Sri Lanka experienced a 26-year civil war and whilst the country has undergone significant progress in the past decade there are still regions where there is a significant lack of quality education. Schools aren’t properly equipped and teachers aren’t trained.
Moreover, the civil war had devastating consequences on broader societal and mental health challenges: many children lost their parents and others suffer from trauma-related stress leading to high-dropout rates and a prevalence of child labour.

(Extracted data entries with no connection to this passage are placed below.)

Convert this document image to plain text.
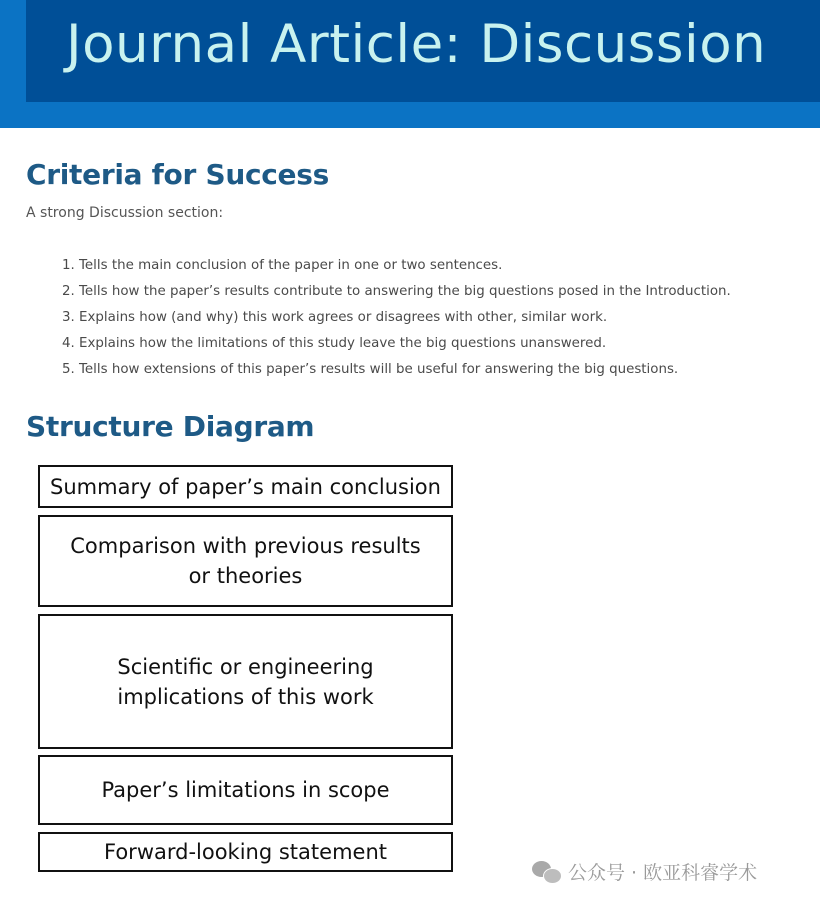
Journal Article: Discussion
Criteria for Success

A strong Discussion section:

1. Tells the main conclusion of the paper in one or two sentences.
2. Tells how the paper’s results contribute to answering the big questions posed in the Introduction.
3. Explains how (and why) this work agrees or disagrees with other, similar work.
4. Explains how the limitations of this study leave the big questions unanswered.
5. Tells how extensions of this paper’s results will be useful for answering the big questions.
Structure Diagram
Summary of paper’s main conclusion
Comparison with previous results
or theories
Scientific or engineering
implications of this work
Paper’s limitations in scope
Forward-looking statement
公众号 · 欧亚科睿学术
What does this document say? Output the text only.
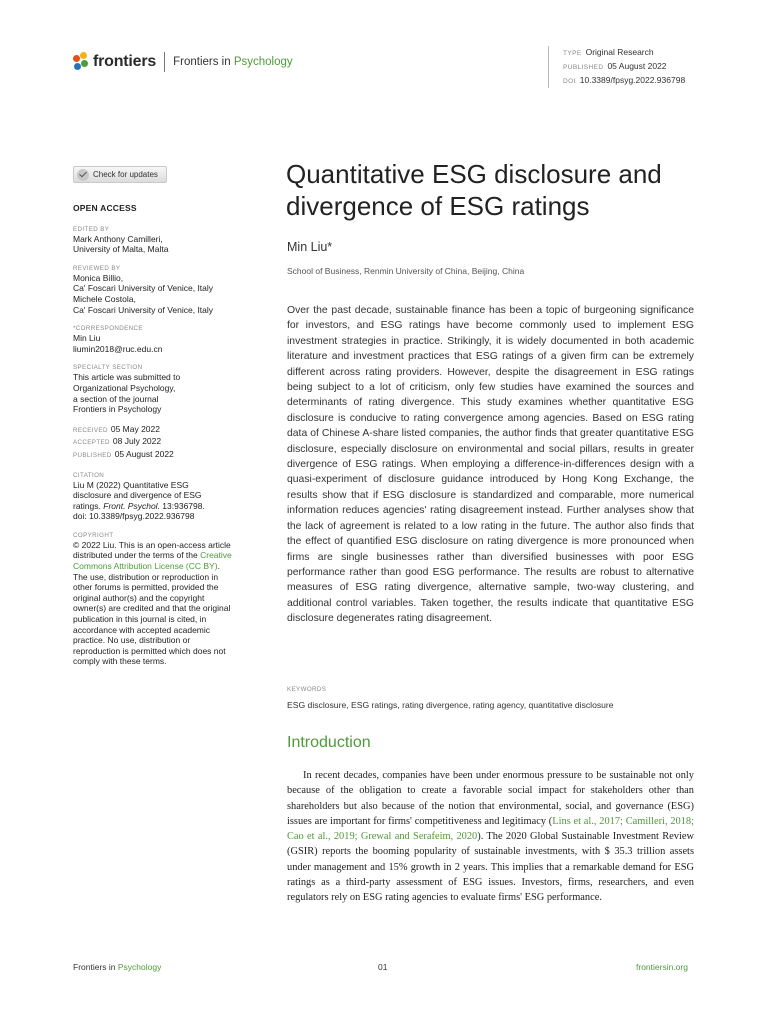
frontiers Frontiers in Psychology
TYPE Original Research
PUBLISHED 05 August 2022
DOI 10.3389/fpsyg.2022.936798
Check for updates
OPEN ACCESS
EDITED BY
Mark Anthony Camilleri,
University of Malta, Malta
REVIEWED BY
Monica Billio,
Ca' Foscari University of Venice, Italy
Michele Costola,
Ca' Foscari University of Venice, Italy
*CORRESPONDENCE
Min Liu
liumin2018@ruc.edu.cn
SPECIALTY SECTION
This article was submitted to
Organizational Psychology,
a section of the journal
Frontiers in Psychology
RECEIVED 05 May 2022
ACCEPTED 08 July 2022
PUBLISHED 05 August 2022
CITATION
Liu M (2022) Quantitative ESG
disclosure and divergence of ESG
ratings. Front. Psychol. 13:936798.
doi: 10.3389/fpsyg.2022.936798
COPYRIGHT
© 2022 Liu. This is an open-access article distributed under the terms of the Creative Commons Attribution License (CC BY). The use, distribution or reproduction in other forums is permitted, provided the original author(s) and the copyright owner(s) are credited and that the original publication in this journal is cited, in accordance with accepted academic practice. No use, distribution or reproduction is permitted which does not comply with these terms.
Quantitative ESG disclosure and divergence of ESG ratings
Min Liu*
School of Business, Renmin University of China, Beijing, China
Over the past decade, sustainable finance has been a topic of burgeoning significance for investors, and ESG ratings have become commonly used to implement ESG investment strategies in practice. Strikingly, it is widely documented in both academic literature and investment practices that ESG ratings of a given firm can be extremely different across rating providers. However, despite the disagreement in ESG ratings being subject to a lot of criticism, only few studies have examined the sources and determinants of rating divergence. This study examines whether quantitative ESG disclosure is conducive to rating convergence among agencies. Based on ESG rating data of Chinese A-share listed companies, the author finds that greater quantitative ESG disclosure, especially disclosure on environmental and social pillars, results in greater divergence of ESG ratings. When employing a difference-in-differences design with a quasi-experiment of disclosure guidance introduced by Hong Kong Exchange, the results show that if ESG disclosure is standardized and comparable, more numerical information reduces agencies' rating disagreement instead. Further analyses show that the lack of agreement is related to a low rating in the future. The author also finds that the effect of quantified ESG disclosure on rating divergence is more pronounced when firms are single businesses rather than diversified businesses with poor ESG performance rather than good ESG performance. The results are robust to alternative measures of ESG rating divergence, alternative sample, two-way clustering, and additional control variables. Taken together, the results indicate that quantitative ESG disclosure degenerates rating disagreement.
KEYWORDS
ESG disclosure, ESG ratings, rating divergence, rating agency, quantitative disclosure
Introduction
In recent decades, companies have been under enormous pressure to be sustainable not only because of the obligation to create a favorable social impact for stakeholders other than shareholders but also because of the notion that environmental, social, and governance (ESG) issues are important for firms' competitiveness and legitimacy (Lins et al., 2017; Camilleri, 2018; Cao et al., 2019; Grewal and Serafeim, 2020). The 2020 Global Sustainable Investment Review (GSIR) reports the booming popularity of sustainable investments, with $ 35.3 trillion assets under management and 15% growth in 2 years. This implies that a remarkable demand for ESG ratings as a third-party assessment of ESG issues. Investors, firms, researchers, and even regulators rely on ESG rating agencies to evaluate firms' ESG performance.
Frontiers in Psychology	01	frontiersin.org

Natural disasters and annual monsoons further disrupt the education system. In May 2018, Sri Lanka’s southwest monsoon triggered flooding and landslides that affected over 175,000 people and displaced 20,000 families. Schools were damaged and children were unable to go to school.
What We Do
In June 2017, after conversations with Government departments, international agencies and local charities, Street Child established a presence in Sri Lanka.
We are based in Batticaloa in the Eastern Province, the country’s most socio-economically deprived region.
We are running a series of pilot projects to support education, child protection and disaster-risk resilience, which we will then scale to support as many children as possible.
In February 2018, in partnership with local education authorities, Street Child of Sri Lanka began a six-month teacher training programme aimed at improving curriculum knowledge and teaching techniques for 90 primary and secondary school English teachers through interactive training sessions and in-classroom coaching.
We are now working to identify ‘lead teachers’ who will be trained to provide on-going mentoring and support for English teachers.
Building upon the success of the Batticaloa West project, Street Child will be expanding our teacher training model to other districts, beginning with a six-month teacher training programme working with 80 English teachers from Kanthale, Trincomalee in early 2019, providing training to more teachers and helping more children to access quality education.